Anthony Lane, giornalista e critico cinematografico del New Yorker (la rivista più chic e radical chic di N.Y.), scrive un lungo articolo sul risotto. Celebrando il piatto che lo ha fatto innamorare dell’Italia e che ha scoperto a Venezia durante l’infanzia.
Ilaria Ricotti su Linkiesta Gastronomika cita il pezzo e lancia la provocazione: al risotto manca il marketing. Per questo all’estero è ancora poco associato al “Made In Italy”.
Ma è proprio così? Non ho una risposta, ma posso elencare una serie di cause per cui pasta e pizza sono sinonimo di Italia e il risotto ancora no. E probabilmente non manca il marketing, ma un piano di comunicazione strategica (ma in capo a chi?) certamente sì.
Ma veniamo ai numeri. Ogni anno, l’Italia coltiva riso su una superficie di circa 230.000 ettari, principalmente in Piemonte e in Lombardia: insieme rappresentano il 94% della produzione nazionale. Circa due terzi del riso prodotto in Italia vengono esportati. Non tutto diventa ovviamente risotto.

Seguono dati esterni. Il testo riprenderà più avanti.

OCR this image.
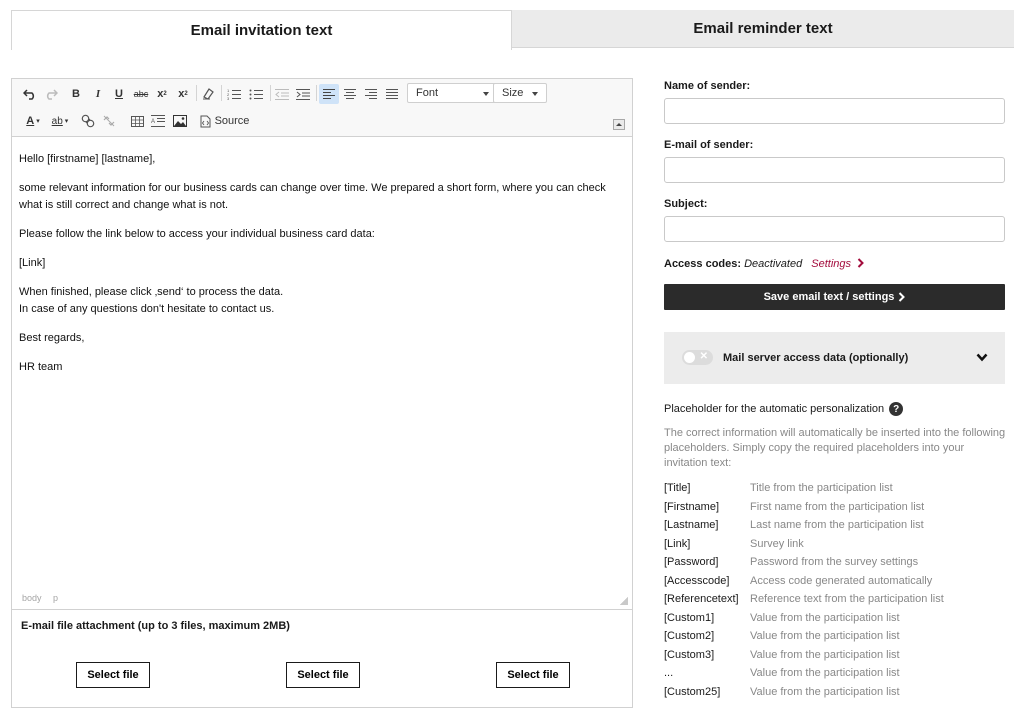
Email invitation text	Email reminder text
B	I	U	abc x 2 x 2
1
2
3	Font	Size
A ▾ ab ▾	A	Source

Hello [firstname] [lastname],

some relevant information for our business cards can change over time. We prepared a short form, where you can check what is still correct and change what is not.

Please follow the link below to access your individual business card data:

[Link]

When finished, please click ‚send‘ to process the data.
In case of any questions don't hesitate to contact us.

Best regards,

HR team

body p
E-mail file attachment (up to 3 files, maximum 2MB)
Select file	Select file	Select file
Name of sender:
E-mail of sender:
Subject:
Access codes: Deactivated Settings
Save email text / settings
✕ Mail server access data (optionally)
Placeholder for the automatic personalization ?
The correct information will automatically be inserted into the following placeholders. Simply copy the required placeholders into your invitation text:
[Title]	Title from the participation list
[Firstname]	First name from the participation list
[Lastname]	Last name from the participation list
[Link]	Survey link
[Password]	Password from the survey settings
[Accesscode]	Access code generated automatically
[Referencetext]	Reference text from the participation list
[Custom1]	Value from the participation list
[Custom2]	Value from the participation list
[Custom3]	Value from the participation list
...	Value from the participation list
[Custom25]	Value from the participation list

L’Italia ha prodotto il 58,5% del riso dell’Ue, la Spagna il 16,6% (con produzione in calo).
Dal punto di vista dei numeri, quindi, l’Italia può contare su aziende che lavorano e che esportano. Acquerello, Gli Aironi, San Massimo e tante altre realtà sono presenti nelle cucine di tutto il mondo sull’alto di gamma.
E quindi perché il risotto non è come la pizza? Il marketing forse non manca, mancano le ragioni storiche di una diffusione. Il riso è coltivato in Asia, ed in Asia è consumato in varie preparazioni che non sono ovviamente il risotto. E in USA arrivarono in maggioranza gli immigrati del Sud Italia, che il risotto non preparavano (essendo un piatto tipico del Nord Italia).

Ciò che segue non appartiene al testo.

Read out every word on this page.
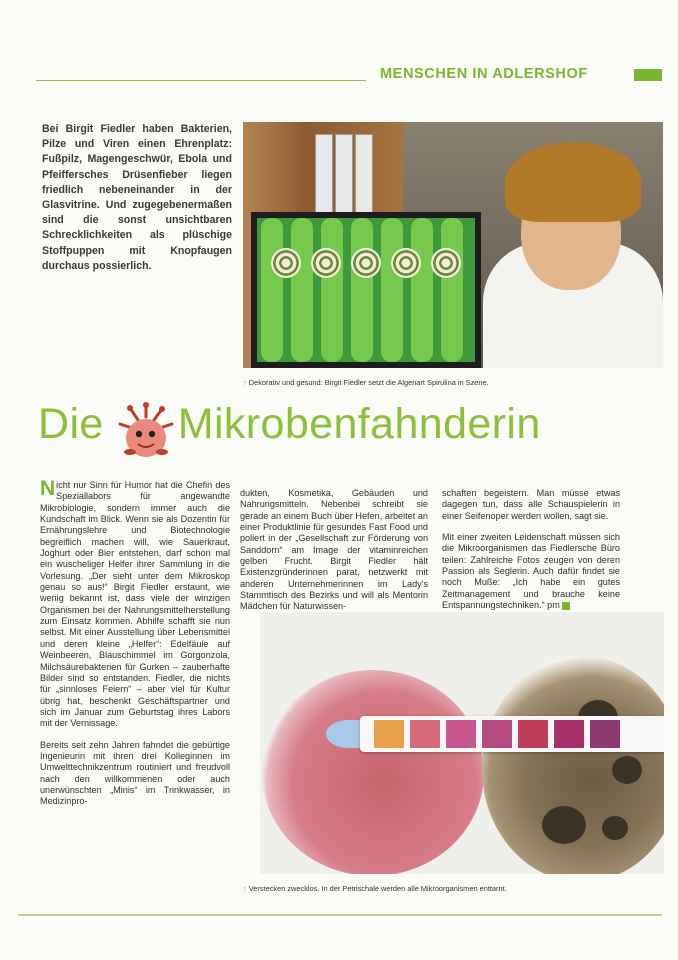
MENSCHEN IN ADLERSHOF
Bei Birgit Fiedler haben Bakterien, Pilze und Viren einen Ehrenplatz: Fußpilz, Magengeschwür, Ebola und Pfeiffersches Drüsenfieber liegen friedlich nebeneinander in der Glasvitrine. Und zugegebenermaßen sind die sonst unsichtbaren Schrecklichkeiten als plüschige Stoffpuppen mit Knopfaugen durchaus possierlich.
↑ Dekorativ und gesund: Birgit Fiedler setzt die Algenart Spirulina in Szene.
Die Mikrobenfahnderin

Nicht nur Sinn für Humor hat die Chefin des Speziallabors für angewandte Mikrobiologie, sondern immer auch die Kundschaft im Blick. Wenn sie als Dozentin für Ernährungslehre und Biotechnologie begreiflich machen will, wie Sauerkraut, Joghurt oder Bier entstehen, darf schon mal ein wuscheliger Helfer ihrer Sammlung in die Vorlesung. „Der sieht unter dem Mikroskop genau so aus!“ Birgit Fiedler erstaunt, wie wenig bekannt ist, dass viele der winzigen Organismen bei der Nahrungsmittelherstellung zum Einsatz kommen. Abhilfe schafft sie nun selbst. Mit einer Ausstellung über Lebensmittel und deren kleine „Helfer“: Edelfäule auf Weinbeeren, Blauschimmel im Gorgonzola, Milchsäurebakterien für Gurken – zauberhafte Bilder sind so entstanden. Fiedler, die nichts für „sinnloses Feiern“ – aber viel für Kultur übrig hat, beschenkt Geschäftspartner und sich im Januar zum Geburtstag ihres Labors mit der Vernissage.

Bereits seit zehn Jahren fahndet die gebürtige Ingenieurin mit ihren drei Kolleginnen im Umwelttechnikzentrum routiniert und freudvoll nach den willkommenen oder auch unerwünschten „Minis“ im Trinkwasser, in Medizinpro-

dukten, Kosmetika, Gebäuden und Nahrungsmitteln. Nebenbei schreibt sie gerade an einem Buch über Hefen, arbeitet an einer Produktlinie für gesundes Fast Food und poliert in der „Gesellschaft zur Förderung von Sanddorn“ am Image der vitaminreichen gelben Frucht. Birgit Fiedler hält Existenzgründerinnen parat, netzwerkt mit anderen Unternehmerinnen im Lady's Stammtisch des Bezirks und will als Mentorin Mädchen für Naturwissen-

schaften begeistern. Man müsse etwas dagegen tun, dass alle Schauspielerin in einer Seifenoper werden wollen, sagt sie.

Mit einer zweiten Leidenschaft müssen sich die Mikroorganismen das Fiedlersche Büro teilen: Zahlreiche Fotos zeugen von deren Passion als Seglerin. Auch dafür findet sie noch Muße: „Ich habe ein gutes Zeitmanagement und brauche keine Entspannungstechniken.“ pm

↑ Verstecken zwecklos. In der Petrischale werden alle Mikroorganismen enttarnt.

Gli ingredienti di pizza e pasta erano poi reperibili, meno il riso. Per niente in Sud America, dove in maggioranza arrivarono immigrati del Nord Italia.
La storia quindi pesa, ma pesa anche la difficoltà di preparazione di un buon risotto. Che nei tempi passati, prima della preparazione dei risotti pronti e sottovuoto, era lunga e complessa. Meno standardizzabile che la preparazione di una pasta secca o di una pizza.
Soluzioni? Non saprei. Forse al fianco delle aziende italiane di riso manca quell’ecosistema di comunicazione e branding di sistema su cui possono invece contare le aziende di farina, le pizzerie, i pastifici.
Ad oggi non esiste un premio sul miglior risotto, o sui 50 migliori ristoranti di riso. E questo è solo un esempio. Vercelli e Pavia, poi, non sono Napoli. Il risotto non è un cibo di strada, non permea il lavoro di migliaia di famiglie di ogni estrazione sociale.
Il riso e il risotto italiano hanno fatto passi da gigante e lavorano bene, ma per diventare icona ci vuole altro. Le aziende e i produttori sono ancora troppo soli? O gli va bene essere soli?